Qualitative studies that have been carried out, such as the research by Schmitt (2015) reveals that, one of the key factors towards the development of a certain place is availability of high standards of security. The role of the colonial chiefs such as Ogola Ayieke ,to maintain law and order attributed to development as it eradicated crime crisis (Deflem ,1994). Land dispute which was the major dispute among communities was resolved by the chiefs who made binding orders and final decisions over the matter. Through the demarcation of land boundaries and creation of public meetings the chiefs advocated for peace and unity among conflicting parties. Other than land disputes, the chiefs also played a role in minimizing cattle raiding which also caused insecurity among the civilian population.
Military units are of significant contribution for any political development as explained through the pioneered work of ( Finer 2017). Recruitment of men into military units was another important role carried by the colonial chief that enhanced political development. The men were used to construct local administration and military centers thereby improving the domination by the colonial chiefs in the realm of politics.
Extensive research that has been carried out by researchers such as Owuor (2008), brings about the necessity of education for any sustainable development. The construction of schools enhanced literacy among the children of the colonial subjects as they acquired knowledge, skills that enabled them to seek employment opportunities. This led to increase in numbers of Kenyan elites. The tremendous efforts of colonial chiefs such as Nyandusi, Nindo in promoting education by supplying children to mission schools enhanced their popularity. Donation of land for the construction of learning institutions by colonial chiefs like Wambugu wa Mathangani, Njiiri clearly indicated their desire also in promoting education. In relation to land donation, chief Ogola Ayieke donated land for the construction of Maseno University which is currently ranked among the best universities.
The study carried out by explained by Ndege (2009) , showed that the governing of the schools enhanced school –community partnership. The partnership between the chiefs governance, parents active participation in relation to school administration positively impacted the society. The language ,English, that was used in schools increased access of Kenyans to qualify higher jobs rather than wage labourers.These is because of the believe that failure to understand the British language led the Kenyans into subordinate positions i.e. colonialism.

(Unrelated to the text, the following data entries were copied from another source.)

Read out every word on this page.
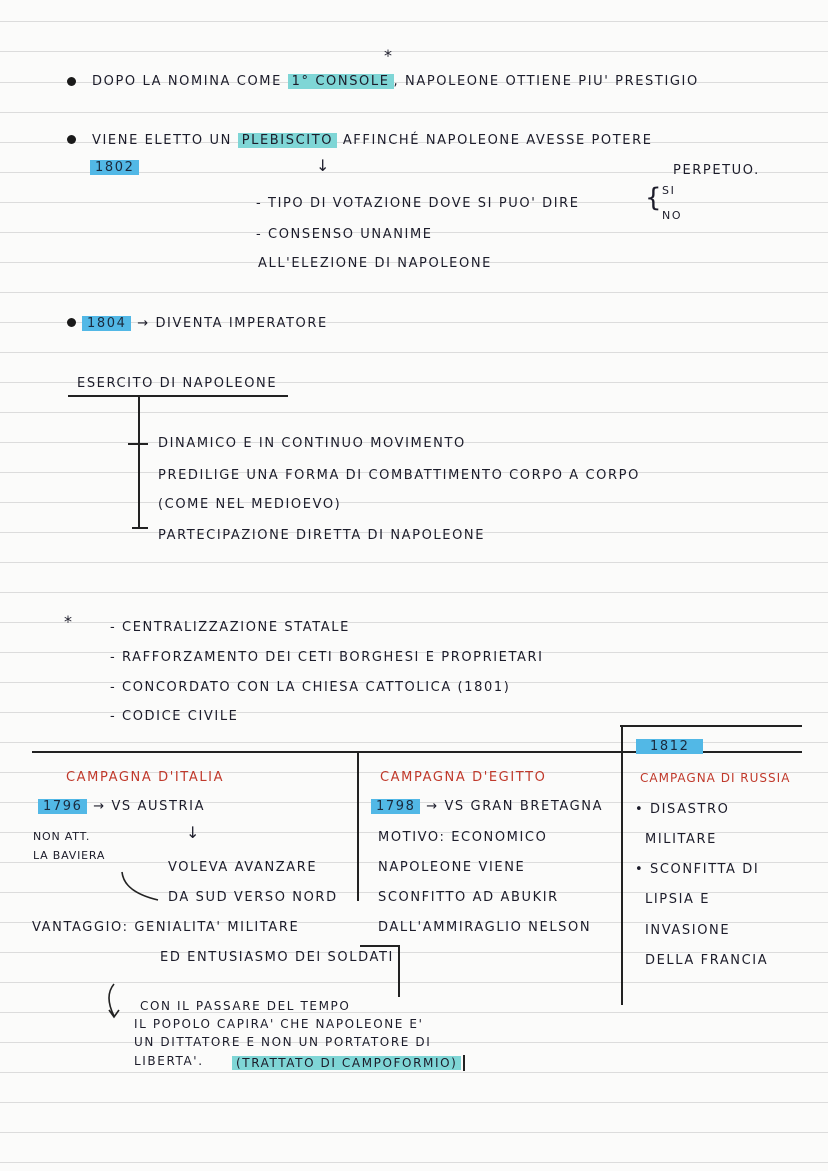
*
DOPO LA NOMINA COME 1° CONSOLE , NAPOLEONE OTTIENE PIU' PRESTIGIO
VIENE ELETTO UN PLEBISCITO AFFINCHÉ NAPOLEONE AVESSE POTERE
1802	PERPETUO.
↓
- TIPO DI VOTAZIONE DOVE SI PUO' DIRE	{ SI
NO
- CONSENSO UNANIME
ALL'ELEZIONE DI NAPOLEONE
1804 → DIVENTA IMPERATORE
ESERCITO DI NAPOLEONE
DINAMICO E IN CONTINUO MOVIMENTO
PREDILIGE UNA FORMA DI COMBATTIMENTO CORPO A CORPO
(COME NEL MEDIOEVO)
PARTECIPAZIONE DIRETTA DI NAPOLEONE
*	- CENTRALIZZAZIONE STATALE
- RAFFORZAMENTO DEI CETI BORGHESI E PROPRIETARI
- CONCORDATO CON LA CHIESA CATTOLICA (1801)
- CODICE CIVILE
CAMPAGNA D'ITALIA
1796 → VS AUSTRIA
NON ATT.
LA BAVIERA
↓
VOLEVA AVANZARE
DA SUD VERSO NORD
VANTAGGIO: GENIALITA' MILITARE
ED ENTUSIASMO DEI SOLDATI
CON IL PASSARE DEL TEMPO
IL POPOLO CAPIRA' CHE NAPOLEONE E'
UN DITTATORE E NON UN PORTATORE DI
LIBERTA'.	(TRATTATO DI CAMPOFORMIO)
CAMPAGNA D'EGITTO
1798 → VS GRAN BRETAGNA
MOTIVO: ECONOMICO
NAPOLEONE VIENE
SCONFITTO AD ABUKIR
DALL'AMMIRAGLIO NELSON
1812
CAMPAGNA DI RUSSIA
• DISASTRO
MILITARE
• SCONFITTA DI
LIPSIA E
INVASIONE
DELLA FRANCIA
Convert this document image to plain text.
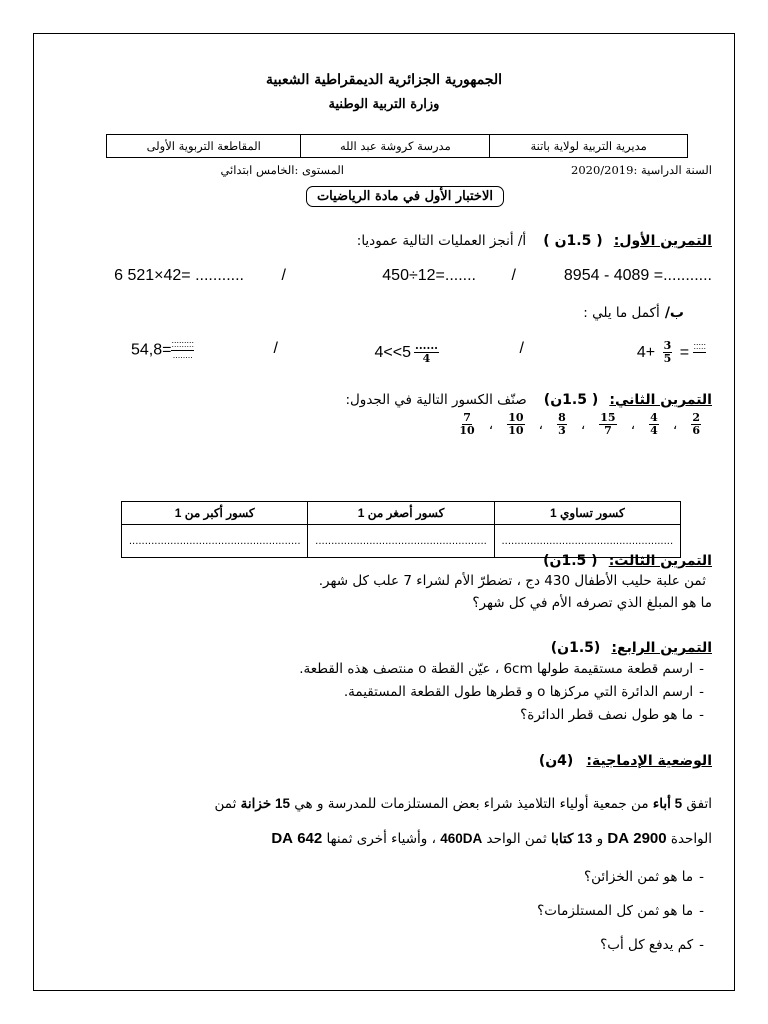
الجمهورية الجزائرية الديمقراطية الشعبية
وزارة التربية الوطنية
مديرية التربية لولاية باتنة	مدرسة كروشة عبد الله	المقاطعة التربوية الأولى
السنة الدراسية :2020/2019
المستوى :الخامس ابتدائي
الاختبار الأول في مادة الرياضيات
التمرين الأول: ( 1.5ن ) أ/ أنجز العمليات التالية عموديا:
8954 - 4089 =...........
/
450÷12=.......
/
6 521×42= ...........
ب/ أكمل ما يلي :
$4+ \frac{3}{5}$ = :::::

/
$4<<5 \frac{......}{4}$
/
54,8= :::::::::
........
التمرين الثاني: ( 1.5ن) صنّف الكسور التالية في الجدول:
$\frac{2}{6}$
،
$\frac{4}{4}$
،
$\frac{15}{7}$
،
$\frac{8}{3}$
،
$\frac{10}{10}$
،
$\frac{7}{10}$
كسور تساوي 1	كسور أصغر من 1	كسور أكبر من 1
......................................................	......................................................	......................................................
التمرين الثالث: ( 1.5ن)
ثمن علبة حليب الأطفال 430 دج ، تضطرّ الأم لشراء 7 علب كل شهر.
ما هو المبلغ الذي تصرفه الأم في كل شهر؟
التمرين الرابع: (1.5ن)
-ارسم قطعة مستقيمة طولها 6cm ، عيّن القطة o منتصف هذه القطعة.
-ارسم الدائرة التي مركزها o و قطرها طول القطعة المستقيمة.
-ما هو طول نصف قطر الدائرة؟
الوضعية الإدماجية: (4ن)
اتفق 5 أباء من جمعية أولياء التلاميذ شراء بعض المستلزمات للمدرسة و هي 15 خزانة ثمن
الواحدة 2900 DA و 13 كتابا ثمن الواحد 460DA ، وأشياء أخرى ثمنها 642 DA
-ما هو ثمن الخزائن؟
-ما هو ثمن كل المستلزمات؟
-كم يدفع كل أب؟
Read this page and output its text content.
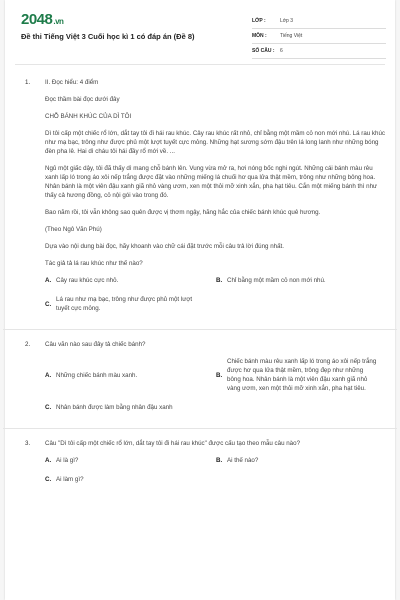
2048.vn
Đề thi Tiếng Việt 3 Cuối học kì 1 có đáp án (Đề 8)
LỚP :	Lớp 3
MÔN :	Tiếng Việt
SỐ CÂU :	6
1.	II. Đọc hiểu: 4 điểm

Đọc thầm bài đọc dưới đây

CHỖ BÁNH KHÚC CỦA DÌ TÔI

Dì tôi cấp một chiếc rổ lớn, dắt tay tôi đi hái rau khúc. Cây rau khúc rất nhỏ, chỉ bằng một mầm cỏ non mới nhú. Lá rau khúc như mạ bạc, trông như được phủ một lượt tuyết cực mỏng. Những hạt sương sớm đậu trên lá long lanh như những bóng đèn pha lê. Hai dì cháu tôi hái đầy rổ mới về. ...

Ngủ một giấc dậy, tôi đã thấy dì mang chỗ bánh lên. Vung vừa mở ra, hơi nóng bốc nghi ngút. Những cái bánh màu rêu xanh lấp ló trong áo xôi nếp trắng được đặt vào những miếng lá chuối hơ qua lửa thật mềm, trông như những bông hoa. Nhân bánh là một viên đậu xanh giã nhỏ vàng ươm, xen một thỏi mỡ xinh xắn, pha hạt tiêu. Cắn một miếng bánh thì như thấy cả hương đồng, cỏ nội gói vào trong đó.

Bao năm rồi, tôi vẫn không sao quên được vị thơm ngậy, hăng hắc của chiếc bánh khúc quê hương.

(Theo Ngô Văn Phú)

Dựa vào nội dung bài đọc, hãy khoanh vào chữ cái đặt trước mỗi câu trả lời đúng nhất.

Tác giả tả lá rau khúc như thế nào?

A. Cây rau khúc cực nhỏ.	B. Chỉ bằng một mầm cỏ non mới nhú.
C.
Lá rau như mạ bạc, trông như được phủ một lượt tuyết cực mỏng.
2.	Câu văn nào sau đây tả chiếc bánh?

A. Những chiếc bánh màu xanh.	B.
Chiếc bánh màu rêu xanh lấp ló trong áo xôi nếp trắng được hơ qua lửa thật mềm, trông đẹp như những bông hoa. Nhân bánh là một viên đậu xanh giã nhỏ vàng ươm, xen một thỏi mỡ xinh xắn, pha hạt tiêu.
C. Nhân bánh được làm bằng nhân đậu xanh
3.	Câu "Dì tôi cấp một chiếc rổ lớn, dắt tay tôi đi hái rau khúc" được cấu tạo theo mẫu câu nào?

A. Ai là gì?	B. Ai thế nào?
C. Ai làm gì?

Author Harry Russell Tate said that, the failure to safeguard the health ,working conditions and legitimate rights of the native population is a policy of sacrificing the future for the needs of the present. Therefore emphasizing on health issues as complex phenomenon all over the world. The colonial chiefs like Karuri wa Gakure have played a pivotal role in the health sector by mobilizing persons to construct health facilities. Through the health facilities ,the health technicians with the help of the chiefs among other local administrators provided health education and also created awareness through various programmers on the importance of immunization. This played a great role in reducing the loss of lives among people during cases of diseases and famine. Ethnic communities such as the Maasai’s led by colonial chief Lenana Laibon that practiced hunting and gathering as explained by Anangwe, (2008), experienced disease epidemics due to scarcity of land and their close interaction with both domestic and wild animals. Therefore the medicines provided in the health centers played a key role in achieving an increase in population growth.